Silent Hill: Shattered Memories writer Sam Barlow reveals his intimate investigative drama, Her Story
How are drinking straws made? An innocent enquiry from Sam Barlow’s children was answered swiftly: within seconds of a Google search, he had found a video of a factory in China which demonstrated the entire process. It was a reminder of how much more informed we now feel with a wealth of information at our fingertips. “When I get an email from someone I don’t know, I can go online, look at Wikipedia, their posts on Twitter, find out more about them,” Barlow says. “Being a detective in a very loose sense is embedded in everything we do now. That [process] is intrinsically interesting, so having that as the main mechanic for how you interact with a fictional story is interesting, too.”
If you know how to use Google, you know how to play Her Story. Your job is to sift through archived footage of several police interviews, in which a woman is questioned by detectives about her missing husband. The computer system has segmented the interviews into short clips: entering keywords into the database brings up any associated footage. But there are limits. The woman’s husband, Simon, is referenced in 61 clips – the database can only retrieve the first five, presented in chronological order. “It is slightly contrived,” Barlow concedes. “It’s my one wave of the wand. [I’m asking you] to go with it and let’s agree that this is just how it works.”
It’s a smart gambit, as it forces the player to invest a little more effort in uncovering the truth, much as a real investigator would. It’s the kind of work, Barlow says, that would be dealt with in a montage sequence in a TV drama. “But you will always get that sense of the detective having been there all night plugging away, digging into this [case] until they’ve found that nugget of insight. So while we’ve abstracted you one layer from actually being present in the interviews, [Her Story] gives you that metaphorical sense of playing detective.”
Given the popularity of dramas like True Detective and the media obsession with the Oscar Pistorius trial, it’s perhaps surprising that games haven’t often explored subject matter that clearly has mainstream appeal, whether the crime is real or fictional. It’s something that’s frustrated Barlow for years: he’s pitched ideas within the genre to publishers several times with no success. “Someone in the Steam Greenlight comments echoed something a publisher once said to me: ‘I get my fill of police shows on TV, I don’t need that in my games’. Which is weird to me. I mean, you wouldn’t launch a TV channel without your cop show or murder mystery. But the core of that – the human drama, the contemporary setting – is the sort of thing games have struggled with.”
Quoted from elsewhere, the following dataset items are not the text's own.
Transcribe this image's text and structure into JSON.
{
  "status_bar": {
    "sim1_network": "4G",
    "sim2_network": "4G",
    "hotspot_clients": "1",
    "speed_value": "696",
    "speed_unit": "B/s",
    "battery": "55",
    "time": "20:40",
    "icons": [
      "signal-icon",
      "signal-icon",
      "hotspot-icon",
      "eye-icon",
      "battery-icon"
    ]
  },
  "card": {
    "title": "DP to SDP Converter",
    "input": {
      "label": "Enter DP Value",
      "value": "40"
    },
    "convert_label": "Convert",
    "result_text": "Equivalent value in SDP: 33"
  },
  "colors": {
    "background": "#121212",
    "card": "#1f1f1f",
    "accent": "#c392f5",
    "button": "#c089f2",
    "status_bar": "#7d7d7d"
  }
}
Her Story’s narrative is nonlinear, though at first it’s more of a puzzle to crack, requiring you to make certain deductions before later clips are unlocked. Having read through several real-life police interview transcripts, however, Barlow began to realise such restrictions were unnecessary. “The setup became more about [feeling] empathy or sympathy towards the woman answering these questions, rather than someone trying to solve a crime or put [her] away. The most interesting aspect of police interrogations is that people want to open up. An artful investigator will get them to talk and talk and eventually reveal themselves. People jump at that chance, because rarely in life do you get the opportunity to sit and talk about yourself, tell your life story. Even if they’re consciously trying to say something else, everything other than the words are trying to tell the detective what really happened, whether it’s body language, or the tenses and pronouns they use.”
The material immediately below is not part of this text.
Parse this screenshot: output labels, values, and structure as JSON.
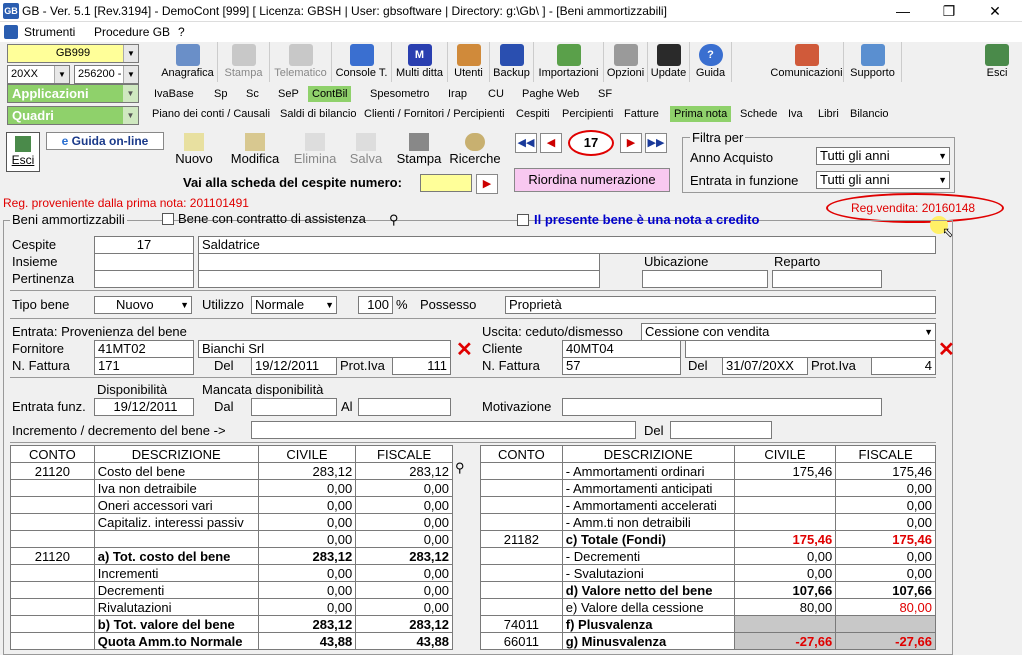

For some, Her Story will play out as a conventional mystery, a crime slowly pieced together and eventually solved. Others, meanwhile, may stumble across a clip which gives the game away early on. Barlow is convinced that the robustness of the narrative will simply invite players to dig deeper either way. “Look at the detective genre,” he says. “You’ve got the classic whodunnit, where you don’t know who committed the crime [initially]. Columbo is a howdunnit: you know [the murderer] from the start, and then we watch Columbo figure out the means by which they did it. The modern psychological take is ‘whydunnit’, where the specifics of the crime are less important, but understanding motives and the psychological mystery around it become more interesting.”
So, regardless of how quickly the pieces of the central puzzle are assembled, there will be closure. “I’ve been impressed by the variations in interpretations [testers] have come back with,” he says. “It’s hard to anticipate that stuff when you’re writing it.” Most players will, Barlow says, “come to concrete conclusions”. But it’s clear he’s at least as keen – if not more so – players leave with a deeper understanding of the woman at its heart. It is, after all, her story.